Shulamith Schlick, University of Detroit Mercy, DMR 0412582 • The Group: Undergraduate A. J. Perkowski, graduate student Lu Lin, visiting graduate student L. Lancucki (University of Krakow, Poland), postdoctorals M. Danilczuk and M. Spulber (“Petru Poni” Institute, Yassy, Romania) and visiting scientist K. Kruczala (Krakow, Poland).

• Translational Research.
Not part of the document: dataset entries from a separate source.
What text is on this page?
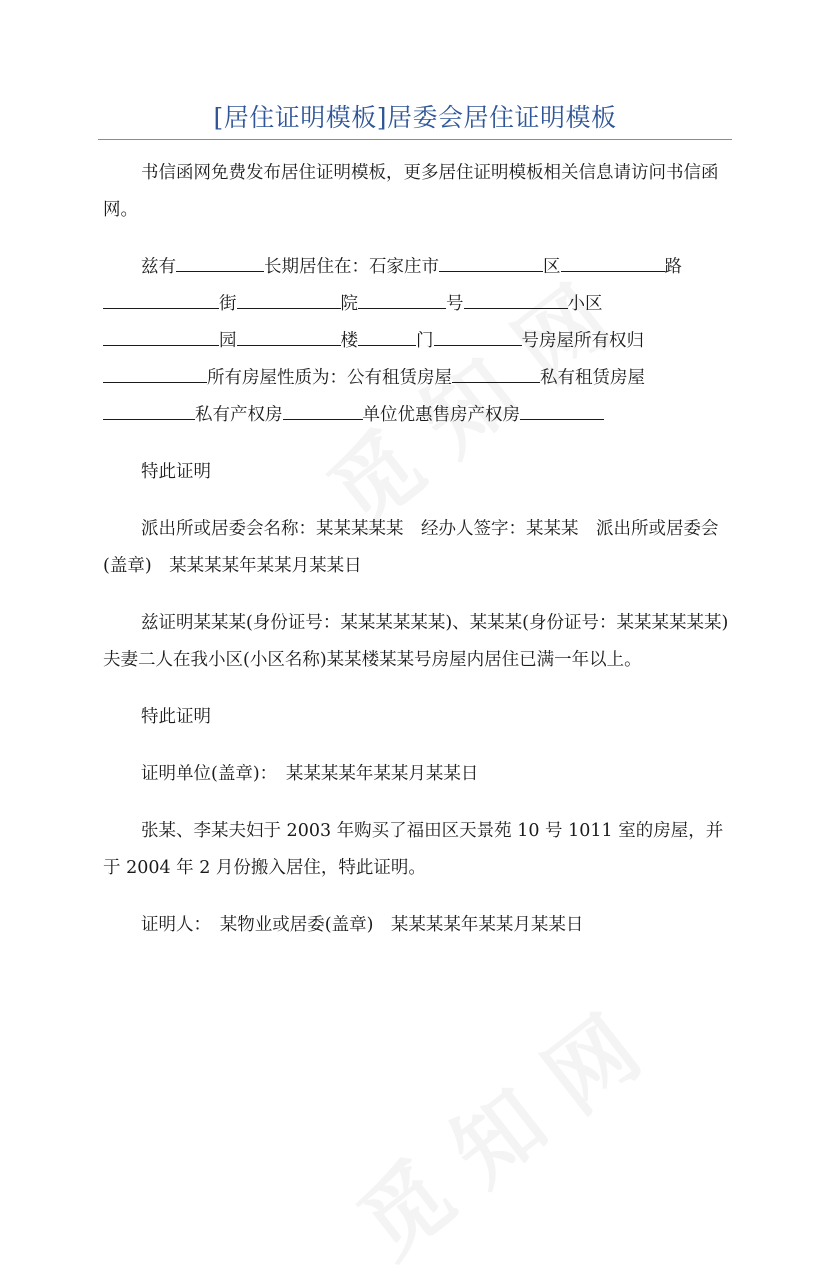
[居住证明模板]居委会居住证明模板

书信函网免费发布居住证明模板，更多居住证明模板相关信息请访问书信函网。

兹有	长期居住在：石家庄市	区	路
街	院	号	小区
园	楼	门	号房屋所有权归
所有房屋性质为：公有租赁房屋	私有租赁房屋
私有产权房	单位优惠售房产权房

特此证明

派出所或居委会名称：某某某某某　经办人签字：某某某　派出所或居委会　(盖章)　某某某某年某某月某某日

兹证明某某某(身份证号：某某某某某某)、某某某(身份证号：某某某某某某)夫妻二人在我小区(小区名称)某某楼某某号房屋内居住已满一年以上。

特此证明

证明单位(盖章)：　某某某某年某某月某某日

张某、李某夫妇于 2003 年购买了福田区天景苑 10 号 1011 室的房屋，并于 2004 年 2 月份搬入居住，特此证明。

证明人：　某物业或居委(盖章)　某某某某年某某月某某日
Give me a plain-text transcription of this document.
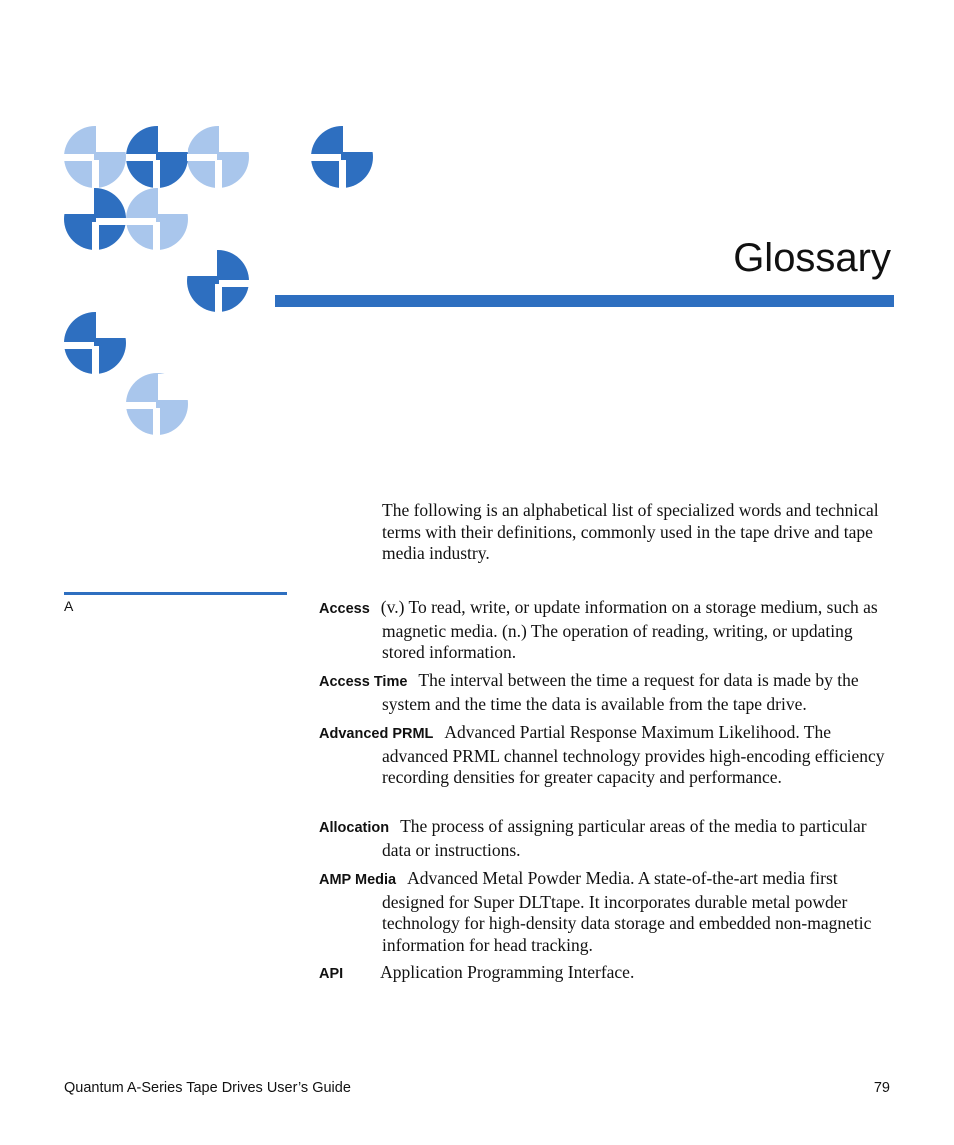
Glossary

The following is an alphabetical list of specialized words and technical terms with their definitions, commonly used in the tape drive and tape media industry.

A	Access (v.) To read, write, or update information on a storage medium, such as magnetic media. (n.) The operation of reading, writing, or updating stored information.

Access Time The interval between the time a request for data is made by the system and the time the data is available from the tape drive.

Advanced PRML Advanced Partial Response Maximum Likelihood. The advanced PRML channel technology provides high-encoding efficiency recording densities for greater capacity and performance.

Allocation The process of assigning particular areas of the media to particular data or instructions.

AMP Media Advanced Metal Powder Media. A state-of-the-art media first designed for Super DLTtape. It incorporates durable metal powder technology for high-density data storage and embedded non-magnetic information for head tracking.

API Application Programming Interface.

Quantum A-Series Tape Drives User’s Guide	79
Our collaboration with scientists and engineers from 3M, Ford Laboratories, and the Electrochemical Energy Research Lab of General Motors on the degradation and stabilization of membranes used in fuel cells is an example of the connectivity between fundamental research and applications: The kinetic approach developed by our group2 for ranking membrane stability has encouraged efforts on the synthesis of more stable membranes.

• International Collaborations. PI Schlick has continued the collaboration with K. Kruczala (Krakow), with the group of Bogdan Simionescu at the Petru Poni Institute, Yassy, Romania, and most recently with Professor Willem H. Koppenol at the ETH, Zurich. The latest collaboration is centered on Pulse Radiolysis experiments in Zurich on the model compounds studied in our lab by spin trapping ESR (Danilczuk et al. Fuel Cells 2008, 8(6), 436-452) .

• PI Schlick is part of DOE7, a group of scientists and engineers at 3M Company in St. Paul, MN, and five professors at US universities. In annual meetings, teleconferences, and quarterly reports, the PI’s fundamental research on the degradation of fuel cell membranes has contributed to the recent “go” DOE decision (funding until July 2011).

• The collaboration with scientists at the GM Research Lab continues, and we are looking forward to new equipment for In Depth Profiling by FTIR experiments.